4th Data Science Seminar: Prof. Johan Suykens

4th UGent Data Science seminar: Prof. Johan Suykens (large view)

4th UGent Data Science seminar: Prof. Johan Suykens

(22-02-2018) Prof. Tijl De Bie (IDLab) organized the 4th Datascience Seminar. This time he welcomed Prof. Johan Suykens (KU Leuven) who talked about Deep Restricted Kernel Machines.

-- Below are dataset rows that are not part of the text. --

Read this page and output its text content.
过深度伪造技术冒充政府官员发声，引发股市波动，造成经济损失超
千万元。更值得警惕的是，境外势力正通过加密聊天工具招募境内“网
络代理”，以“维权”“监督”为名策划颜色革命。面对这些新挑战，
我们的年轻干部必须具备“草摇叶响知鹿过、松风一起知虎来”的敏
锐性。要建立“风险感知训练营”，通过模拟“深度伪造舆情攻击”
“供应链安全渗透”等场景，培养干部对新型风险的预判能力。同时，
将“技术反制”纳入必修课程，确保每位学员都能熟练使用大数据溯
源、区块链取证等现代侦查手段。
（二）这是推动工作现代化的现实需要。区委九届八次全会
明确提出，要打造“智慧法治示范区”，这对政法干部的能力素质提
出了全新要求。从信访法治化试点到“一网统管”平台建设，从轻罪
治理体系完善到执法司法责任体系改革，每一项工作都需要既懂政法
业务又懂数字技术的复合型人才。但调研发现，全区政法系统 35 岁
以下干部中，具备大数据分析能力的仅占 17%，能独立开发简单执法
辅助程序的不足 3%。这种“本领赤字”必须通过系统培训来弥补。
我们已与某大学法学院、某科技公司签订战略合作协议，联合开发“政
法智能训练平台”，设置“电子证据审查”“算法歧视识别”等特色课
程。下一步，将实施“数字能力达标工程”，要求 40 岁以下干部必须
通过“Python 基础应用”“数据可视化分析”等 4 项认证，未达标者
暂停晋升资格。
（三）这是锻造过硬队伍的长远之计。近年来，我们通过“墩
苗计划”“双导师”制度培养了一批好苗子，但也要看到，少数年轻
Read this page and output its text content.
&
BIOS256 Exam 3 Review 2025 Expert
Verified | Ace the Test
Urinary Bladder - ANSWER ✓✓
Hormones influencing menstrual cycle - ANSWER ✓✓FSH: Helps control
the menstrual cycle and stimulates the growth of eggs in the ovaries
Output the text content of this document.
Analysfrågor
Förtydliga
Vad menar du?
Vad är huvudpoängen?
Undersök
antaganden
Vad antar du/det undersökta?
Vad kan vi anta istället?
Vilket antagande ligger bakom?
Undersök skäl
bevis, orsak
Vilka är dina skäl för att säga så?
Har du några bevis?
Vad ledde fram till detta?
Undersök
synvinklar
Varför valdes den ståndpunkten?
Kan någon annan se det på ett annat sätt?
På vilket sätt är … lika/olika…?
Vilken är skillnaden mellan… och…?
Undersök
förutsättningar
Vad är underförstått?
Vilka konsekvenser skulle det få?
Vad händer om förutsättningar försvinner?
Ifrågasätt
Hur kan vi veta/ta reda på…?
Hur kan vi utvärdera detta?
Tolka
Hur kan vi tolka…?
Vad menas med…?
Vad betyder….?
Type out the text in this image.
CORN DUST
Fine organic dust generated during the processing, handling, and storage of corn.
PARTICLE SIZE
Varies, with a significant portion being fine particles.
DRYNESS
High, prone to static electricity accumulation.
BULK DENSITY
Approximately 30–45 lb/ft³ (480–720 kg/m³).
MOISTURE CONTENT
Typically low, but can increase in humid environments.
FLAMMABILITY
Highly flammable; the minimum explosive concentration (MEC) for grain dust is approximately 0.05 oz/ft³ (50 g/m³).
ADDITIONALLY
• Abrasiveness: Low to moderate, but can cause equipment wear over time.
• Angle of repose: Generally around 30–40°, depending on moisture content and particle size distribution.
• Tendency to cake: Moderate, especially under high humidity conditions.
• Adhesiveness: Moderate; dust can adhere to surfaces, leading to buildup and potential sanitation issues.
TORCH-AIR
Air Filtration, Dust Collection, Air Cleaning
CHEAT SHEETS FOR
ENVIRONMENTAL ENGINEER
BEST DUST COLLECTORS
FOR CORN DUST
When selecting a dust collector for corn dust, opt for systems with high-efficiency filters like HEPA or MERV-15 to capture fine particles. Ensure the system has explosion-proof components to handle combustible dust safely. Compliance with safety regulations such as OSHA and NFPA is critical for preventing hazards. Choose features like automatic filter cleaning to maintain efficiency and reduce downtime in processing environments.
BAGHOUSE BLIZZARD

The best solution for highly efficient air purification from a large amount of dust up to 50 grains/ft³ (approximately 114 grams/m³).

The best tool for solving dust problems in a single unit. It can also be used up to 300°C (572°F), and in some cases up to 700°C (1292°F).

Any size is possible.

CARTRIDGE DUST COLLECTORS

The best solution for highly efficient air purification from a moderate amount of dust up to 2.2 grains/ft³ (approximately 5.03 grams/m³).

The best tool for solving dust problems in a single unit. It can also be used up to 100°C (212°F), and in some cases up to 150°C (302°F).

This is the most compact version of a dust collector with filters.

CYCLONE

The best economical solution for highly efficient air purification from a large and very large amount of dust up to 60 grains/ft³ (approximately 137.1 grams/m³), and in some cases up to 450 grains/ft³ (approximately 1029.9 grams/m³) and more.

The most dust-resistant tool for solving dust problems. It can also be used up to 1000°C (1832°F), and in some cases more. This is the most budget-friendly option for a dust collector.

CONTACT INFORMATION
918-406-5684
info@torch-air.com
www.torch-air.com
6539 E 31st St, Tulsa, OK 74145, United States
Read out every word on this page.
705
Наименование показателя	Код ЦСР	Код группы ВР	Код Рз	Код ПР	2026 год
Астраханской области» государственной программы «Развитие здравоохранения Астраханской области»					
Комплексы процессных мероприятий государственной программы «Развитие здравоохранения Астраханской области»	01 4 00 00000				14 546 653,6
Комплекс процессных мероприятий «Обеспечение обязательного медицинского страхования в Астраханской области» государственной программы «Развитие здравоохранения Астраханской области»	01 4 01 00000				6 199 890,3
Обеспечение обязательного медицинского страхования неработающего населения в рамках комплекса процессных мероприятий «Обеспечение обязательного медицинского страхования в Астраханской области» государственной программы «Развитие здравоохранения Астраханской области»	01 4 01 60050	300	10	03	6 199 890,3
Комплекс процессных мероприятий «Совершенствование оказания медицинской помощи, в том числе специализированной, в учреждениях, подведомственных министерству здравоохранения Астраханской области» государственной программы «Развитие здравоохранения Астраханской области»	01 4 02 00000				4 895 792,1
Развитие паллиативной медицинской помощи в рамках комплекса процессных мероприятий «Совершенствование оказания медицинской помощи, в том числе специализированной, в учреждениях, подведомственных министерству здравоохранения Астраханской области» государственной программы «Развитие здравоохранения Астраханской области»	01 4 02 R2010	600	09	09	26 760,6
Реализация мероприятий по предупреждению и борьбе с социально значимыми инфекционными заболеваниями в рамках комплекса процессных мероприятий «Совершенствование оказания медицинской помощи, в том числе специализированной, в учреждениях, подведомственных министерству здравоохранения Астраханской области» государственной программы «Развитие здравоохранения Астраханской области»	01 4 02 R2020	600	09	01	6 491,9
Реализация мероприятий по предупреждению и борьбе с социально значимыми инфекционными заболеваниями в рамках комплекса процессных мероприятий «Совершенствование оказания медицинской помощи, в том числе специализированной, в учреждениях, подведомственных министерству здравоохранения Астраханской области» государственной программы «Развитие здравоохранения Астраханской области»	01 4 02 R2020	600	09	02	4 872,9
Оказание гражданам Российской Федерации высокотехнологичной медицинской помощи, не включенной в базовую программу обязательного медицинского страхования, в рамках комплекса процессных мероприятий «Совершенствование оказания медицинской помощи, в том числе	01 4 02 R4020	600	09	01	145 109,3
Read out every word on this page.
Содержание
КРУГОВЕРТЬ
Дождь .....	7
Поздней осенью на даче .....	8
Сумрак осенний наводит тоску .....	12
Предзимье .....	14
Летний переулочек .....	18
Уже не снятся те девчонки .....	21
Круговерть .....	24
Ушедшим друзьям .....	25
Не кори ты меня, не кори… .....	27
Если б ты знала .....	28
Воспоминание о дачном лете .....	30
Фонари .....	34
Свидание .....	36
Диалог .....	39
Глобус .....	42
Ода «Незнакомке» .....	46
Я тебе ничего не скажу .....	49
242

Deep learning, support vector machines and kernel-based methods are powerful methods within machine learning and data-driven modelling. In this talk we explained the main principles of the recently proposed Deep Restricted Kernel Machines (Deep RKM). This framework enables to conceive both deep feedforward neural networks and deep kernel machines, through primal and dual model representations. Restricted Kernel Machines (RKM) are characterized by visible and hidden units, similar to Restricted Boltzmann Machines (RBM), by using conjugate feature duality. Examples were given of deep RKM models consisting of multiple LS-SVM and kernel PCA levels, and of training deep feedforward neural networks within this new setting.


Prof. Johan SuykensBio:

Johan A.K. Suykens was born in Willebroek Belgium, May 18 1966. He received the master degree in Electro-Mechanical Engineering and the PhD degree in Applied Sciences from the Katholieke Universiteit Leuven, in 1989 and 1995, respectively. In 1996 he has been a Visiting Postdoctoral Researcher at the University of California, Berkeley. He has been a Postdoctoral Researcher with the Fund for Scientific Research FWO Flanders and is currently a full Professor with KU Leuven. He is author of the books "Artificial Neural Networks for Modelling and Control of Non-linear Systems" (Kluwer Academic Publishers) and "Least Squares Support Vector Machines" (World Scientific), co-author of the book "Cellular Neural Networks, Multi-Scroll Chaos and Synchronization" (World Scientific) and editor of the books "Nonlinear Modeling: Advanced Black-Box Techniques" (Kluwer Academic Publishers), "Advances in Learning Theory: Methods, Models and Applications" (IOS Press) and "Regularization, Optimization, Kernels, and Support Vector Machines" (Chapman & Hall/CRC). In 1998 he organized an International Workshop on Nonlinear Modelling with Time-series Prediction Competition. He has served as associate editor for the IEEE Transactions on Circuits and Systems (1997-1999 and 2004-2007), the IEEE Transactions on Neural Networks (1998-2009) and the IEEE Transactions on Neural Networks and Learning Systems (from 2017). He received an IEEE Signal Processing Society 1999 Best Paper Award and several Best Paper Awards at International Conferences. He is a recipient of the International Neural Networks Society INNS 2000 Young Investigator Award for significant contributions in the field of neural networks. He has served as a Director and Organizer of the NATO Advanced Study Institute on Learning Theory and Practice (Leuven 2002), as a program co-chair for the International Joint Conference on Neural Networks 2004 and the International Symposium on Nonlinear Theory and its Applications 2005, as an organizer of the International Symposium on Synchronization in Complex Networks 2007, a co-organizer of the NIPS 2010 workshop on Tensors, Kernels and Machine Learning, and chair of ROKS 2013. He has been awarded an ERC Advanced Grant 2011 and has been elevated IEEE Fellow 2015 for developing least squares support vector machines.